I read from The Bible about the birth of Jesus but didn’t look up at anybody because I thought they’d start laughing. Thankfully they were quiet throughout. My reading ended with Jesus being born. Then it came.

“Wow, what happens next, Matty?” somebody asked sarcastically from down the table.
“He dies in the end,” I said, “but there’s a twist.”

That shut them up. Then we had to explain the giving of wishes and the breaking of bread. We knew it was too much to expect everybody to wish everybody wishes so we said they should give wishes to the people sitting next to them and break their bread. My family were a bit confused and I’m not sure we explained it so well because soon enough everybody was just wishing everybody happiness and it didn’t seem to mean all that much. But at least they weren’t being stupid.

Then we brought out the barszcz. My sister had heard the stories of Duck’s Blood Soup that I had as a child and looked at the soup in horror. She thought it was blood. If I told her the things in her bowl were called ‘ears’ I don’t know what would have happened. Max, my four-year-old nephew, gave the uszka ‘eleven out of ten’ so they were a hit with him. A few at the table didn’t like the soup as well as we would have liked but really, come on, it’s beetroot soup. It is easy to forgive people who might not like it.

Then we brought out the main cause. There was fried fish, carp, mashed potatoes, roasted potatoes, cabbage, peas, carrots, beef burgers….what? Why were there beef burgers? My brother-in-law hates all fish so sadly I had to make some burgers for him. I didn’t want to make too many because I didn’t want my family to just eat beef instead of fish. Within minutes this brother-in-law was asking me for ketchup too. Thankfully everybody seemed to really like the fish. They also really liked the beef burgers but hopefully over time I’ll forget that part. The ketchup was passed around a lot but in the end we were very happy with the results from our meal. Hardly anybody ate the carp but I could understand that – it is disgusting.

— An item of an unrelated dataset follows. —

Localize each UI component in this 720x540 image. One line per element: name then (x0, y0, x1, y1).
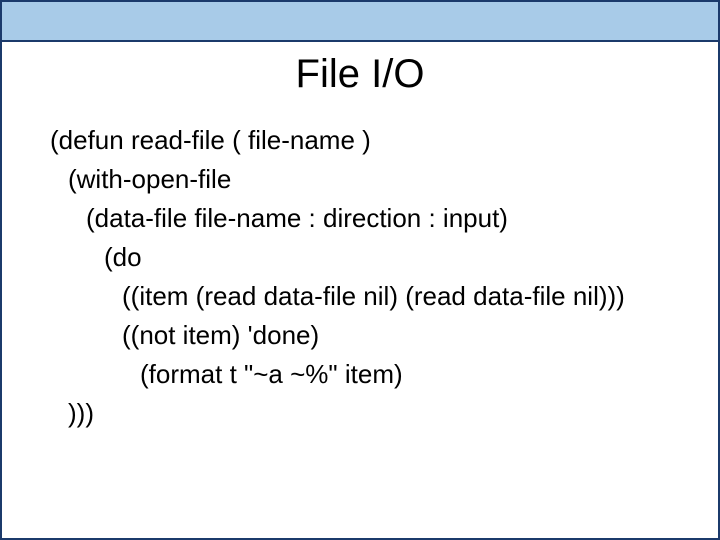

Now for pudding. Weronika made lots of tasty biscuits and also made a very nice looking Makówki. We all tried the Makówki but, for me, it tasted like plasticine or Play-Doh that kids would play with and make shapes out of. It was just too heavy to eat. The biscuits were popular, though. But I felt bad about the Makówki. It wasn’t so popular. It was one of the main reasons I went to the Polish shop and Weronika put a lot of effort into making it look nice.

“It’s a shame about the Makówki,” I said to Wera in the kitchen as we sorted out plates.
“Well, I don’t even like it,” she said.
It turns out she doesn’t like bloody carp either.

The family then shared presents. I had spoken to the adults about this before the dinner because this is not how things are done in Britain. They agreed to sharing presents at this time partly because it would help make the Polish party feel more realistic and partly because it meant they’d get their presents earlier. It was a totally new concept to my little nephew Max. He carried his wrapped present around to all the adults he can find.

“Can I open it?”
Then he’d find another adult.
“Can I open it?”
He did open it, we all opened stuff and it was lovely.

Later that evening the three church-goers in our group – Wera, my mum and me – went to Midnight Mass. At 9pm. You see Catholicism isn’t as big in Britain as it is in Poland. I know the White Church in Ohio where I got married has about three priests. My church in Wales has one priest and he is very old so he can’t stay up so late. I was glad. I was so tired and it was a relief that I didn’t have to wait until midnight.

Pani Williams and I came home and reflected on what we think was a very good Polish Christmas Eve. Maybe one day we’ll have one in Poland.